Rein verfassungsrechtlich kann der Bundespräsident einen Minister auf Vorschlag des Kanzlers ablösen.

Aber so weit sollte es nicht kommen.

Einstieg mit lautem Krach

Der 61-jährige Niederösterreicher ist seit 21. April 2016 Innenminister. Schon sein Eintritt in die Bundesregierung erfolgte – durchaus symptomatisch – mit einem lauten Krach. Landeshauptmann Erwin Pröll bildete kurzerhand die Bundesregierung um und degradierte Vizekanzler Reinhold Mitterlehner bei der Rochade zum Zuschauer. Damit Prölls Nachfolgerin Johanna Mikl-Leitner durch die zu erwartende ÖVP-Niederlage bei der Bundespräsidentenwahl nicht beschädigt würde, holte Pröll Mikl-Leitner nach St. Pölten und schickte Sobotka nach Wien. Sobotka fügte sich, obwohl er als überzeugter Föderalist viel lieber Landeshauptmann als Bundesminister geworden wäre. Doch Parteidisziplin und Prölls Autorität sind Instanzen, die Sobotka akzeptiert.

Wenn Pröll demnächst weg ist, wird Sobotka weniger geschwächt als viel mehr ungebremst sein. Das kann noch heiter werden.

Manche seiner Kritiker versuchen, Sobotka zum provinziellen Simpel mit Rambo-Manieren zu stilisieren. Da liegen sie falsch. Sobotka hat vielfältige Interessen, besitzt musische Fähigkeiten und ist überdurchschnittlich gebildet. So gibt es nicht viele Landesräte, die in der Lage sind, ihre Kritik am Finanzminister in ein Zitat aus einem Shakespeare-Drama zu kleiden ("Bei Philippi sehen wir uns wieder", aus Julius Caesar).

Sobotka studierte Geschichte an der Universität Wien, Violoncello und Musikpädagogik an der Hochschule für Musik und darstellende Kunst in Wien sowie Dirigieren am Brucknerkonservatorium in Linz.

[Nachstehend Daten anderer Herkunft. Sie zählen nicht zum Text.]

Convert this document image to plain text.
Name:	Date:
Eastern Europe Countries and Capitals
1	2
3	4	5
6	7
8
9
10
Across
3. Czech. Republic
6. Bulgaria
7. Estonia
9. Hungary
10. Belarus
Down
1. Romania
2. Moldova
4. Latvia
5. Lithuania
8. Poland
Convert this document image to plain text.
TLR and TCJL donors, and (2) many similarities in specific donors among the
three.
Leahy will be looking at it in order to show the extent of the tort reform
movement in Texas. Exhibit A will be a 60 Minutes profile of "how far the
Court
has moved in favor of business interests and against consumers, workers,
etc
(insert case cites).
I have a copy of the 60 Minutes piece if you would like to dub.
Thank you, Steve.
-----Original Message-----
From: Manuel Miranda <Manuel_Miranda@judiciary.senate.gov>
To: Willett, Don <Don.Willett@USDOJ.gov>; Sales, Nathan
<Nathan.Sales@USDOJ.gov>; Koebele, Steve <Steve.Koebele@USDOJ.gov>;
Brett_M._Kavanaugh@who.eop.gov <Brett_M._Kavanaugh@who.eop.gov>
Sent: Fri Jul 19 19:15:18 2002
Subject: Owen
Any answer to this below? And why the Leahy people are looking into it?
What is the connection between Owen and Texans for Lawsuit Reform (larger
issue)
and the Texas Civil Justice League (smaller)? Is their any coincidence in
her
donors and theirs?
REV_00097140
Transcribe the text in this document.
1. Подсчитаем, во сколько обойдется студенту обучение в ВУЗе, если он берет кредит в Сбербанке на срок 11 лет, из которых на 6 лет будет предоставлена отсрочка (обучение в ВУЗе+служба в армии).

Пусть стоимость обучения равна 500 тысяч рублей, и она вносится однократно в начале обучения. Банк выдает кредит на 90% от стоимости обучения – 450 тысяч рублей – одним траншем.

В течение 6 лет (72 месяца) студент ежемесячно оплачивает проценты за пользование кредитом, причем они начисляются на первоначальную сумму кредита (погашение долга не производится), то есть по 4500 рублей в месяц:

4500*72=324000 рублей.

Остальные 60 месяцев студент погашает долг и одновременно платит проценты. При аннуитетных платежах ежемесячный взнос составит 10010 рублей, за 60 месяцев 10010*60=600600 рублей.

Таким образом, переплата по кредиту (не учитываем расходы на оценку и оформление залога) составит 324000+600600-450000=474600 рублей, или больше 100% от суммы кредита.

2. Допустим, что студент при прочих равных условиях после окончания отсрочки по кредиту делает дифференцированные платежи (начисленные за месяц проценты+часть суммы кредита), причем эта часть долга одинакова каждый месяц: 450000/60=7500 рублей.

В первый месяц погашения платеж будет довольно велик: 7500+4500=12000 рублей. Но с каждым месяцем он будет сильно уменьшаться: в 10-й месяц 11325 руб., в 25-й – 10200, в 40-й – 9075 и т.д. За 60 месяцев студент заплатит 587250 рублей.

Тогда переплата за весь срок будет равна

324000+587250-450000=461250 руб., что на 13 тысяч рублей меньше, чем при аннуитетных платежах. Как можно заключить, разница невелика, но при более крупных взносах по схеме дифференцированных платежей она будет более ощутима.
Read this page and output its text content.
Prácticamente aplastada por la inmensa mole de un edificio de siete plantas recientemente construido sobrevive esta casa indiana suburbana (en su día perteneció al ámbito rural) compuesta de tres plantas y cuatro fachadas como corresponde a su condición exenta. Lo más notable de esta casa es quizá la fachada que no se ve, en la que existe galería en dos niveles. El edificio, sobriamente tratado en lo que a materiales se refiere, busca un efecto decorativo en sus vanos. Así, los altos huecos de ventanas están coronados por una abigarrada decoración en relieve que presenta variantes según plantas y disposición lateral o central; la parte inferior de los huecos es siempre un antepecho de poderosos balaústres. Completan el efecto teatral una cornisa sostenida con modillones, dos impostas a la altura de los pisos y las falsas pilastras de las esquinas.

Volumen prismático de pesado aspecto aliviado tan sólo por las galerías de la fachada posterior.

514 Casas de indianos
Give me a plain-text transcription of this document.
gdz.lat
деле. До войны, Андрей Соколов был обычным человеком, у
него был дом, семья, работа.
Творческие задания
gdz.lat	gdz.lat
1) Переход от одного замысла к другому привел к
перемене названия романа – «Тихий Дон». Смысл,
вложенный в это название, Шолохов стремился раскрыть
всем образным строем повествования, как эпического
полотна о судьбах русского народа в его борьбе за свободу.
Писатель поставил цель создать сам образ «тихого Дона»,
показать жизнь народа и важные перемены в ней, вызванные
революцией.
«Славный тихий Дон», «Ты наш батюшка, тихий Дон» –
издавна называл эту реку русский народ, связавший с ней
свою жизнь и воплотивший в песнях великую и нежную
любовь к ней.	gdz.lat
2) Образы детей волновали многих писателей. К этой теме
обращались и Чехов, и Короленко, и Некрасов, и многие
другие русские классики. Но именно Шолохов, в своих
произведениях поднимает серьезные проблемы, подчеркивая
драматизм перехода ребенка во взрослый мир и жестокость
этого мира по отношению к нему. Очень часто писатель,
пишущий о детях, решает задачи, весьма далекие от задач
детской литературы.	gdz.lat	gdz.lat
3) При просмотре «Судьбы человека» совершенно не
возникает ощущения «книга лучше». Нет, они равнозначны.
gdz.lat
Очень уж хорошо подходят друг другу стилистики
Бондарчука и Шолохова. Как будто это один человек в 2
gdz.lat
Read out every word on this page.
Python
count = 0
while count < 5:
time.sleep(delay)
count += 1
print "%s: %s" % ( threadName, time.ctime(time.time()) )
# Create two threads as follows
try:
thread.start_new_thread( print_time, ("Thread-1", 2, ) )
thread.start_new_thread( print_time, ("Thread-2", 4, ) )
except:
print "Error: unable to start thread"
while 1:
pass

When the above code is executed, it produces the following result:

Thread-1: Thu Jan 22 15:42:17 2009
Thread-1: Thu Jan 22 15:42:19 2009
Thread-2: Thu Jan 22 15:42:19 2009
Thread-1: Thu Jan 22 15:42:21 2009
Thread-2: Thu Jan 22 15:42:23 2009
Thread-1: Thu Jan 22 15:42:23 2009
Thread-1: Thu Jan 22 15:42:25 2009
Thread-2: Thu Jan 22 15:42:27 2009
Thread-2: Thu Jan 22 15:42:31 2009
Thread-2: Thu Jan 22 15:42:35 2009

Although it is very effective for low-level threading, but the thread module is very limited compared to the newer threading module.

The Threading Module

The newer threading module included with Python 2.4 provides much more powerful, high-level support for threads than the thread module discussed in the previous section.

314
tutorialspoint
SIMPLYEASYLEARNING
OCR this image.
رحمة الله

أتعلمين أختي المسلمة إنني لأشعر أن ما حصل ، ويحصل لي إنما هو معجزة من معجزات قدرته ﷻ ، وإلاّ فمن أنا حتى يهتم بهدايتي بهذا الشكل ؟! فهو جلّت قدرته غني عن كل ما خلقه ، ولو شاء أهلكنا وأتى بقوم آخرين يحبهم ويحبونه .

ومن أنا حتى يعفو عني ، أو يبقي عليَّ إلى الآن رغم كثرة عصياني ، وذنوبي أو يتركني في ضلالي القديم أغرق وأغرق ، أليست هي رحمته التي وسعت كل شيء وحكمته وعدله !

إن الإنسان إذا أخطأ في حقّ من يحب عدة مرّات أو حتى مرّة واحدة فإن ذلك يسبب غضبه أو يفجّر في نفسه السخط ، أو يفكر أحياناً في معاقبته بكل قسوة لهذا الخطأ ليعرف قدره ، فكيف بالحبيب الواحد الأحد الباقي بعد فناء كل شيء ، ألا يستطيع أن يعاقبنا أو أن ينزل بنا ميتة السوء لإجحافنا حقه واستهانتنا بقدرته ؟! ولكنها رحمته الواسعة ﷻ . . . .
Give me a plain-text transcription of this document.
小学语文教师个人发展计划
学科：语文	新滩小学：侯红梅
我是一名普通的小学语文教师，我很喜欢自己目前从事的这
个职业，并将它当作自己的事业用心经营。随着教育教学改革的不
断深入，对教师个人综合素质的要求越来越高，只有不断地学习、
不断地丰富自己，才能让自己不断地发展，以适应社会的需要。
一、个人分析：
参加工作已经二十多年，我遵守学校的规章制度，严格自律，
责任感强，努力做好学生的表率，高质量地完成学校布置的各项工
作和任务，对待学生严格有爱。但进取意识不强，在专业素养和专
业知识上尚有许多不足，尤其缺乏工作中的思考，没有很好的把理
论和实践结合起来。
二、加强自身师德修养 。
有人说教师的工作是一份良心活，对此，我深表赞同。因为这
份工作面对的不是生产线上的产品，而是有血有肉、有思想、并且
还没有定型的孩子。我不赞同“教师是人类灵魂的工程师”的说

Sobotka unterrichtete bis 1992 sowie von 1996 bis 1998 als AHS-Lehrer in seiner Heimatstadt Waidhofen an der Ybbs und war von 1972 bis 1998 zuerst Lehrer, dann Leiter der dortigen Musikschule. Von 1980 bis 1987 bekleidete er zudem das Amt des Stadtarchivars und war von 1987 bis 1998 Lehrbeauftragter an der Hochschule für Musik und darstellende Kunst in Wien.

Familienmensch und Häferl

Zu seinen charakteristischen Eigenschaften zählen auch, dass er ein Familienmensch ist, extrem fleißig, sehr direkt und ein Häferl.

Der mitunter enervierende Wirbelwind, mit dem Sobotka durch die Politik fegt, geht einerseits auf sein Temperament zurück, andererseits auf parteipolitischen Ehrgeiz, den er aus der niederösterreichischen ÖVP mitbringt. Zur Zeit gilt seine Energie zwei Zielen: In Niederösterreich alles zu tun, damit die Landtagswahl auch ohne Pröll gut ausgeht. Auf Bundesebene bei der Nationalratswahl für die ÖVP das Kanzleramt zu erobern.

Daher zählt Sobotka zu den eifrigsten Befürwortern von Minister Sebastian Kurz als ÖVP-Kanzlerkandidat. Als bei der Gemeinderatswahl am vergangenen Sonntag die ÖVP in Sobotkas Heimatstadt Waidhofen von 47 auf 60 Prozent zulegte, sagte Sobotka: "Man sieht, wenn die ÖVP den richtigen Kandidaten hat, kann sie Wahlen gewinnen."